Place the coupon in the pre-heated oven and let soak for 5 minutes. Remove and look at the lines. None should have melted. Put back and raise the temp 5 degrees Soak for 5 minutes and check the lines. Repeat the 5 degree raises and 5 minute soaks until the 1440F line melts. Note the temp the oven pyrometer shows. Raise in 5 degree steps and make notes until the other two melt. At this time you will have a graph showing the oven reading at 1440, 1450, 1460. Take the average variance and use that as a compensation for making HT regimes.

Lets say the three readings were 1435, 1450, and 1455. That would be a deviation of -5, 0, and -5. Total variance over the three readings is -10, so the average is -3.33. This shows that on an average the oven reads just a bit low, but sometimes is dead on. Any temperature you want for a HT regime should be raised 3 degrees to get a very exact result. If you want the steel to soak at 1475, set the controller to 1478.

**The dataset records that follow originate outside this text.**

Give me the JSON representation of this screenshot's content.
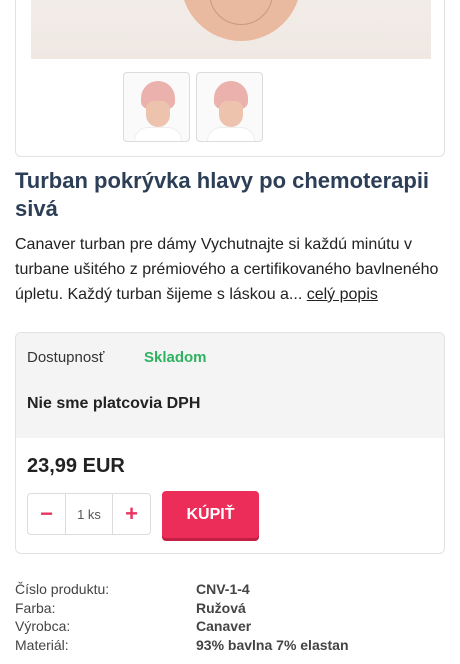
{
  "product": {
    "title": "Turban pokrývka hlavy po chemoterapii sivá",
    "description": "Canaver turban pre dámy Vychutnajte si každú minútu v turbane ušitého z prémiového a certifikovaného bavlneného úpletu. Každý turban šijeme s láskou a...",
    "more_link": "celý popis"
  },
  "gallery": {
    "thumbnails": [
      "product-thumb-front",
      "product-thumb-side"
    ]
  },
  "buy": {
    "availability_label": "Dostupnosť",
    "availability_value": "Skladom",
    "vat_note": "Nie sme platcovia DPH",
    "price": "23,99 EUR",
    "qty_minus": "−",
    "qty_value": "1 ks",
    "qty_plus": "+",
    "buy_label": "KÚPIŤ"
  },
  "params": [
    {
      "label": "Číslo produktu:",
      "value": "CNV-1-4"
    },
    {
      "label": "Farba:",
      "value": "Ružová"
    },
    {
      "label": "Výrobca:",
      "value": "Canaver"
    },
    {
      "label": "Materiál:",
      "value": "93% bavlna 7% elastan"
    }
  ],
  "colors": {
    "title": "#2d3e57",
    "accent": "#ec2c59",
    "in_stock": "#2fb260"
  }
}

The process works best in an electric HT oven, but a PID controlled forge could be checked using a similar process. The only difference is that you would use a piece of pipe and make the marks inside the pipe. This will keep the marks out of the flames. For testing a forge, a good choice would be 1425, 1450, 1475.

Other uses for Tempil-sticks are checking things you pre-heat. In welding you may want to heat an anvil to 300F before doing a weld repair. Just draw a line on the hot anvil to check when you are at 300F.
You can test your kitchen oven to see how far off it is at 400F, or any other device you want an accuracy check on.
 
Tempil sticks are available pretty much everywhere.
Fastenal, Grainger, most every industrial machine supplier, Amazon, eBay, etc.

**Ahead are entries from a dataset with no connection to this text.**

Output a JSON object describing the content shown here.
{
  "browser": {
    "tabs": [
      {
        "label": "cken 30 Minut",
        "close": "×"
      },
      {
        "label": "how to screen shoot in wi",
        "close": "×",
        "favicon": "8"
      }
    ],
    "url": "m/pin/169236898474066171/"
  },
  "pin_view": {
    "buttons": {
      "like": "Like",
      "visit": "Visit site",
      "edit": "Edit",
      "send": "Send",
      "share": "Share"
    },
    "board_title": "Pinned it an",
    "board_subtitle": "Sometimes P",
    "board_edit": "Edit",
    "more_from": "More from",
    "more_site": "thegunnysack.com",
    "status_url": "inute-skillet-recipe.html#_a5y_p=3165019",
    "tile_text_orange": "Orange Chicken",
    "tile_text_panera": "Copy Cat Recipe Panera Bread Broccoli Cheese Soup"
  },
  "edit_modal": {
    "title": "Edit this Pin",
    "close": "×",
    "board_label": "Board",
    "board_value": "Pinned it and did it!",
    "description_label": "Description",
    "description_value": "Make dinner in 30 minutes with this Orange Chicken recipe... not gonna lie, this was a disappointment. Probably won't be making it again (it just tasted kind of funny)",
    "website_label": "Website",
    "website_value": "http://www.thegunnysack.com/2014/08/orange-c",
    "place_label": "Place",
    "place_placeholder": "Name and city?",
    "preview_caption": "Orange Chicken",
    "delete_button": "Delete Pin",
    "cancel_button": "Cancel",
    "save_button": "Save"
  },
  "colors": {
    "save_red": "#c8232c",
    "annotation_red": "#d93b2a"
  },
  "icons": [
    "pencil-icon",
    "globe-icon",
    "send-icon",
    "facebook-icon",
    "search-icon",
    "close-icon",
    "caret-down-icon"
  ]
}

Depending on the source, they run around $15.
 
Great idea Stacy - but what about putting a small amount of table salt in oven and setting at say, 1450ºF, then 1460ºF, then 1470ºF, then at melting point of NaCl of 1474ºF, and increasing setpoint by 5ºF until you see the table salt melted. Would that work? OR - does the melting point of table salt vary too much due to additives?

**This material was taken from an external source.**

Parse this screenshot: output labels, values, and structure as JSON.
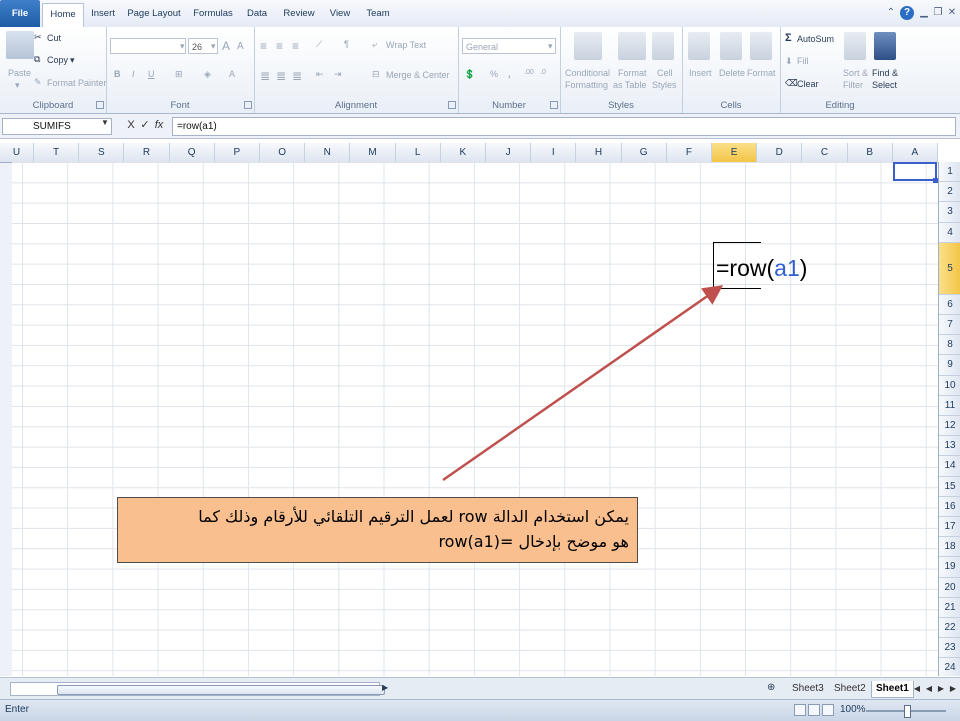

Maybe a tad of epson salts to check temp at 2055ºF?

Ken H>
 
Great idea Stacy - but what about putting a small amount of table salt in oven and setting at say, 1450ºF, then 1460ºF, then 1470ºF, then at melting point of NaCl of 1474ºF, and increasing setpoint by 5ºF until you see the table salt melted. Would that work? OR - does the melting point of table salt vary too much due to additives?

Maybe a tad of epson salts to check temp at 2055ºF?

Ken H>

The only problem with that is you are only getting 1 temp around there to compare. You need a few values to calibrate everything. But it should work for that specific temp.
 
Aluminium melts at 660C / 1220F there you have an easy test point.


Pablo
 
Great idea Stacy - but what about putting a small amount of table salt in oven and setting at say, 1450ºF, then 1460ºF, then 1470ºF, then at melting point of NaCl of 1474ºF, and increasing setpoint by 5ºF until you see the table salt melted. Would that work? OR - does the melting point of table salt vary too much due to additives?
Ken H>

Whatever you use, you'll have to use analytical grade. Table salt can have as high as 5% of other stuff.
 
Just to emphasize the need to know what substance you have:
pure aluminium: 1221 °F
6061: 1080 - 1205 °F

The range is due to the alloy spec having ranges for the alloying elements.
 
There are lots of things that could be used ... but I know of none as reliable, repeatable, and affordable as tempil sticks.
 
I wound up trying some "Coarse Kosher Salt" which the MSDS says is 99.9998% pure NaCl, with something like .00018% (or something tiny little number) of the other stuff. It didn't melt at 1470ºF, but did melt at 1480ºF so I'm thinking it's pretty close at that range. Something I'd not considered, those salt vapors if over heated could be REALLY corrosive to the heating elements!

I found these temp sticks on Amazon for around $10 each shipped, ordered one at 1450 and one at 1950ºF.

https://www.amazon.com/dp/B002C2IX94/ has a dropdown with a range of temps.

Ken H>
 
I read about using a post 1983 penny for calibration. Has anyone used that method?
 
Interesting and informative thread that is also timely for me. I think it deserves to be in the stickies under the HT section!